S house

S house

Taller Héctor Barroso
México City, Mexico
Project Year

Private Houses
Moritz Bernoully and Rafael Gamo

S house

Taller Héctor Barroso as Architects

Located in the west part of Mexico City, the house is built in a site with two particularities: an abrupt topography and adjacent houses that stand above the land. The site is surrounded in three of its four boundaries by these. To avoid for the house to be buried by its preexisting limits, the garden floor plan elevates one level, leaving underneath the parking and services areas; creating a base that allows a better position towards the sun and isolation towards the street.

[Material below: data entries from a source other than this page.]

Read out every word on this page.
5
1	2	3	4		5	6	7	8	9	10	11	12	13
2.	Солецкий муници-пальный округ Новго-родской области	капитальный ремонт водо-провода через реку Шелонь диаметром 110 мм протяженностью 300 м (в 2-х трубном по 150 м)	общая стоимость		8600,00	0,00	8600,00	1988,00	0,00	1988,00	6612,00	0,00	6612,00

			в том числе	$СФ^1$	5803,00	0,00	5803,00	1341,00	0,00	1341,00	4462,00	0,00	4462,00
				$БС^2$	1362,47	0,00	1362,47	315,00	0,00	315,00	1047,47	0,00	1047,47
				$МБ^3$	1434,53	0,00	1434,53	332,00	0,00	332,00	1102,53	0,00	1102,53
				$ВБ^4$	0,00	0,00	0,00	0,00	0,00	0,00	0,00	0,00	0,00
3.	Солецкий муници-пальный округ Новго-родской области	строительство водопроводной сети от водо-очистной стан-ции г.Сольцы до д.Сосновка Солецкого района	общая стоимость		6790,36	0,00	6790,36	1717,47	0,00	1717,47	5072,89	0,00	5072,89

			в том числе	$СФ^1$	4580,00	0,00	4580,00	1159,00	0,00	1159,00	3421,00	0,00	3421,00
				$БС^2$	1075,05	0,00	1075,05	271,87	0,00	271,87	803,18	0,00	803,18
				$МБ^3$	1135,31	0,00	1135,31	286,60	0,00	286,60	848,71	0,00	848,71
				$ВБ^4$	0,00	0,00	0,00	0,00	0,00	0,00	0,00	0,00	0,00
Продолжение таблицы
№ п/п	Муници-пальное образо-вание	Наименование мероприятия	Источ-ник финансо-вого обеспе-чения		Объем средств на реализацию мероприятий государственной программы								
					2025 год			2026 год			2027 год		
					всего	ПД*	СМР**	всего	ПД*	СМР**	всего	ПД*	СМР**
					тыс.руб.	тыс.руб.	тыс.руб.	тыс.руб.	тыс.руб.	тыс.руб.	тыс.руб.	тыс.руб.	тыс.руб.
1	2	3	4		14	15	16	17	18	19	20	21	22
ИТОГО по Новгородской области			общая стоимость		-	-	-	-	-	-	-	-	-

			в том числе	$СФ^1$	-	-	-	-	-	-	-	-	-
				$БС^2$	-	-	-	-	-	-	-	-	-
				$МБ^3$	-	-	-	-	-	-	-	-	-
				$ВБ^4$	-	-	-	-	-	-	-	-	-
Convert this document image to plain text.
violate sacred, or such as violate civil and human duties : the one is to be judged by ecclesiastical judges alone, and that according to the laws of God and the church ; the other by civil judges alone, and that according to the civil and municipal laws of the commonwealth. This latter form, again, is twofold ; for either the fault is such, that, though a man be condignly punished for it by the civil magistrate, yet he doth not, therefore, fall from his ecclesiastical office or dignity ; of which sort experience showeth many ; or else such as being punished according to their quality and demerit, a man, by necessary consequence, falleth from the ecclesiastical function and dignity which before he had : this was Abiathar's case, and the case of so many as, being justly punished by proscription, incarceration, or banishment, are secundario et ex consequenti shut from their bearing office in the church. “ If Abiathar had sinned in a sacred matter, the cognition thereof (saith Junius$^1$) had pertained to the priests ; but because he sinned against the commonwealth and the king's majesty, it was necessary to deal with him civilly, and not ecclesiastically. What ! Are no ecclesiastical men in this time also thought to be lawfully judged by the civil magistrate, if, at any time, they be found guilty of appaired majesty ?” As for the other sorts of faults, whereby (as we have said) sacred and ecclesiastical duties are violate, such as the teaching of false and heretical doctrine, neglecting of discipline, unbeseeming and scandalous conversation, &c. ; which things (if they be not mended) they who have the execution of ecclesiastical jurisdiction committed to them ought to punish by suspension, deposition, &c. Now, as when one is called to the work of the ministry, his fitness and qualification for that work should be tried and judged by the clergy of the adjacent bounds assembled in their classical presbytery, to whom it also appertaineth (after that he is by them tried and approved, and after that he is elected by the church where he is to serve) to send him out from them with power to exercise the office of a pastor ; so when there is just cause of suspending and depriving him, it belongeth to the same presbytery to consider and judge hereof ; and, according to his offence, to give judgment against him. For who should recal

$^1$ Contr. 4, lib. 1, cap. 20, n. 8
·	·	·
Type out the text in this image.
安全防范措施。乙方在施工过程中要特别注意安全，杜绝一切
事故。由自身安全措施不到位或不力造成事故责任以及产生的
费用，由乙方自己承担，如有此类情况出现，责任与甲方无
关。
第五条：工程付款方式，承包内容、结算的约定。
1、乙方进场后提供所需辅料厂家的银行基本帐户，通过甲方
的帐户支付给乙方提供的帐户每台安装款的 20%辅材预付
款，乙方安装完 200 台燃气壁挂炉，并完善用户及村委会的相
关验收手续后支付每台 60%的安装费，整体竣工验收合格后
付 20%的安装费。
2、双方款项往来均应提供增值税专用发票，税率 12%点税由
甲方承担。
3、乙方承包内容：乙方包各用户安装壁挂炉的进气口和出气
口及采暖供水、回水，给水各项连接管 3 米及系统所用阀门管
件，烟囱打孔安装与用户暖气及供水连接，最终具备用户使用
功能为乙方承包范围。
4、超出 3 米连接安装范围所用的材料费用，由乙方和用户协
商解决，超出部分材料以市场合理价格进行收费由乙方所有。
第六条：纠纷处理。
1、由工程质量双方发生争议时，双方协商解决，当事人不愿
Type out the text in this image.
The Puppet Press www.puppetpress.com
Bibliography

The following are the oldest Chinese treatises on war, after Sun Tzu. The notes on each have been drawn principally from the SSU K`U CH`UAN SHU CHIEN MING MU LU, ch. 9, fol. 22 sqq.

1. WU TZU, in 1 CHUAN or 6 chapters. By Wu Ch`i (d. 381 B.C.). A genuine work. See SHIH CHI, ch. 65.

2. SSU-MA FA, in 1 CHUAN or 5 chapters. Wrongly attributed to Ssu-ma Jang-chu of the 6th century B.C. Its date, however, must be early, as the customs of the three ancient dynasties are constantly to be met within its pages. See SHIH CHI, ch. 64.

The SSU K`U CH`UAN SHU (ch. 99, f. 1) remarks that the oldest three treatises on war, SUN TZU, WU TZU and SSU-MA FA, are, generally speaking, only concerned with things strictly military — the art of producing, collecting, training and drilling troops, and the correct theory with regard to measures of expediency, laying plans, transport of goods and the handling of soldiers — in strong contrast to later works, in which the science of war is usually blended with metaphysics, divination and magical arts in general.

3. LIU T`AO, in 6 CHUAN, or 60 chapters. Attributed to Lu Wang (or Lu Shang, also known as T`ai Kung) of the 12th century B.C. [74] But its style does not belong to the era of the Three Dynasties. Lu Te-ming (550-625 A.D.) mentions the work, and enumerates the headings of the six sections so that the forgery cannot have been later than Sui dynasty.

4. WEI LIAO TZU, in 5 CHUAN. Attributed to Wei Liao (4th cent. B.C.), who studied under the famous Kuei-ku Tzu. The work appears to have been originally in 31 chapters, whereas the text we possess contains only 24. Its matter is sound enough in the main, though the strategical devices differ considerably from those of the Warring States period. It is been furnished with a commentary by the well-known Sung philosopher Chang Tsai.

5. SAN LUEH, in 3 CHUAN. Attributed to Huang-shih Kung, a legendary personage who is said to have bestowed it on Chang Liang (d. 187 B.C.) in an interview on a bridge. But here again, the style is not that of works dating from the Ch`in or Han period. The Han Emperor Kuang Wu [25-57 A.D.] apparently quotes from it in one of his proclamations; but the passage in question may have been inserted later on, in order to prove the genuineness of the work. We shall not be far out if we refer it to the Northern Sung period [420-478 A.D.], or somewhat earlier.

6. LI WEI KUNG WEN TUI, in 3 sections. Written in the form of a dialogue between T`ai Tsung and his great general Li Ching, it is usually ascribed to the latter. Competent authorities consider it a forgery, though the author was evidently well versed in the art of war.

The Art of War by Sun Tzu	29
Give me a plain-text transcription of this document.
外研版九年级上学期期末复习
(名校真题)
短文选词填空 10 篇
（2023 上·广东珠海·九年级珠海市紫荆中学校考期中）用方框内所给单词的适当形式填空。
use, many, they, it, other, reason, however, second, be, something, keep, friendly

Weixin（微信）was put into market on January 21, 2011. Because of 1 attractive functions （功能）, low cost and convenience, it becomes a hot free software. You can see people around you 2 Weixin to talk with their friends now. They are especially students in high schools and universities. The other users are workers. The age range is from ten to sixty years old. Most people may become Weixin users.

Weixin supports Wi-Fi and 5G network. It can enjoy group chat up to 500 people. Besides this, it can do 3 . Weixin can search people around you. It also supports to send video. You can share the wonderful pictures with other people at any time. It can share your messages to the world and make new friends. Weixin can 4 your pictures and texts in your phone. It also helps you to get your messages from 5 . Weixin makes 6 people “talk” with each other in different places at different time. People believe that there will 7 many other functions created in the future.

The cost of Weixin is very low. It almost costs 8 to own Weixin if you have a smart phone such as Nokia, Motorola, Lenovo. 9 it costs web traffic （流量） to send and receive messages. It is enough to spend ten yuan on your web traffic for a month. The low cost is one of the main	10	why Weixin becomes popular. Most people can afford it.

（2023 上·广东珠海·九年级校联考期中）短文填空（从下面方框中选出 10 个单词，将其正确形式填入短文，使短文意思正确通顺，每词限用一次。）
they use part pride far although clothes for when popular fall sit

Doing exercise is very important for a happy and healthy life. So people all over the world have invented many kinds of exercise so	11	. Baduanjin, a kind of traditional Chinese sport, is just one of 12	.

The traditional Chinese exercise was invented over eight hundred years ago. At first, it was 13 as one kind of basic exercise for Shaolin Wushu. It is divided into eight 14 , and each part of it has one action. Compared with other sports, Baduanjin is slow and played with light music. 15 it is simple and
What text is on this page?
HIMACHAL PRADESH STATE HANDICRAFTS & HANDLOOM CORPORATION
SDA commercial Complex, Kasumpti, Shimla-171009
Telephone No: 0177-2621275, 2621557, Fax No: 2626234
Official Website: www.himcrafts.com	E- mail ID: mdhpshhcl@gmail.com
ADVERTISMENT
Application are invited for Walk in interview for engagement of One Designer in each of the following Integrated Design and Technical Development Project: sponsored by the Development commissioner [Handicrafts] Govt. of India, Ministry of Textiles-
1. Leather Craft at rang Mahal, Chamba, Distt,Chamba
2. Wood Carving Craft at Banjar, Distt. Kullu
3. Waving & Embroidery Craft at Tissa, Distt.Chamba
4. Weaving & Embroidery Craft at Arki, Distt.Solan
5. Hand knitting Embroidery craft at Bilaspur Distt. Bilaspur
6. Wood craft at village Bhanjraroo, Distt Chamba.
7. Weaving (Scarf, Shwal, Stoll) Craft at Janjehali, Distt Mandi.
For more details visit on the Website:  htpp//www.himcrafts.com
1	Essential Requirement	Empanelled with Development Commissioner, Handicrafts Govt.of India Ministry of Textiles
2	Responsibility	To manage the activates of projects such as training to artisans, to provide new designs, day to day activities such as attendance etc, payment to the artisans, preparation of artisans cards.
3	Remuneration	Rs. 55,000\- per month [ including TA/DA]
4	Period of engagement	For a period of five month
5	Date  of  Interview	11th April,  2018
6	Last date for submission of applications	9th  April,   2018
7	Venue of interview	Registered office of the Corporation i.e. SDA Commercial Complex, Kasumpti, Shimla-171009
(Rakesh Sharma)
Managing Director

Above this base, three concrete blocks contain the extensive architectural program. These are located according to the sunlight orientation creating empty exterior spaces between: gardens, patios and terraces. From these gaps connections are born among the three concrete blocks, materialized by slabs, stairs, bridges and corridors. These transparent connections allow wandering –a promenade architecturale– trough the three interior volumes in a continuous and intense relationship with the exterior, blurring the limits between both.

At the center of the project, a water filled patio reveals as the core of the architectonic composition from which stairs, bridges, slobs, walls and terraces spread and introduce in to the blocks linking them. In the middle of this patio rests an ahuehuete tree projecting its shadows over the white concrete walls.

The natural light bathes the interior spaces through large windows and in certain times, in a more controlled way, with soft gestures. In the walls, the wood planks used in the formwork engraves them, leaving their trail and creating a soft texture that shifts throughout the day in a dialog with the light. Producing a contrast with the white concrete, the balustrade is made of recover wood sleepers that hold the interior intimacy.

One of the three blocks integrates on its roof –the fifth facade– an intimate perimeter of vegetation as an end point to the trajectories and sequences of the house, inviting the user to slow down and pause. This garden establishes a transitional landscape, the fundamental component that strongly links the architecture to its surroundings.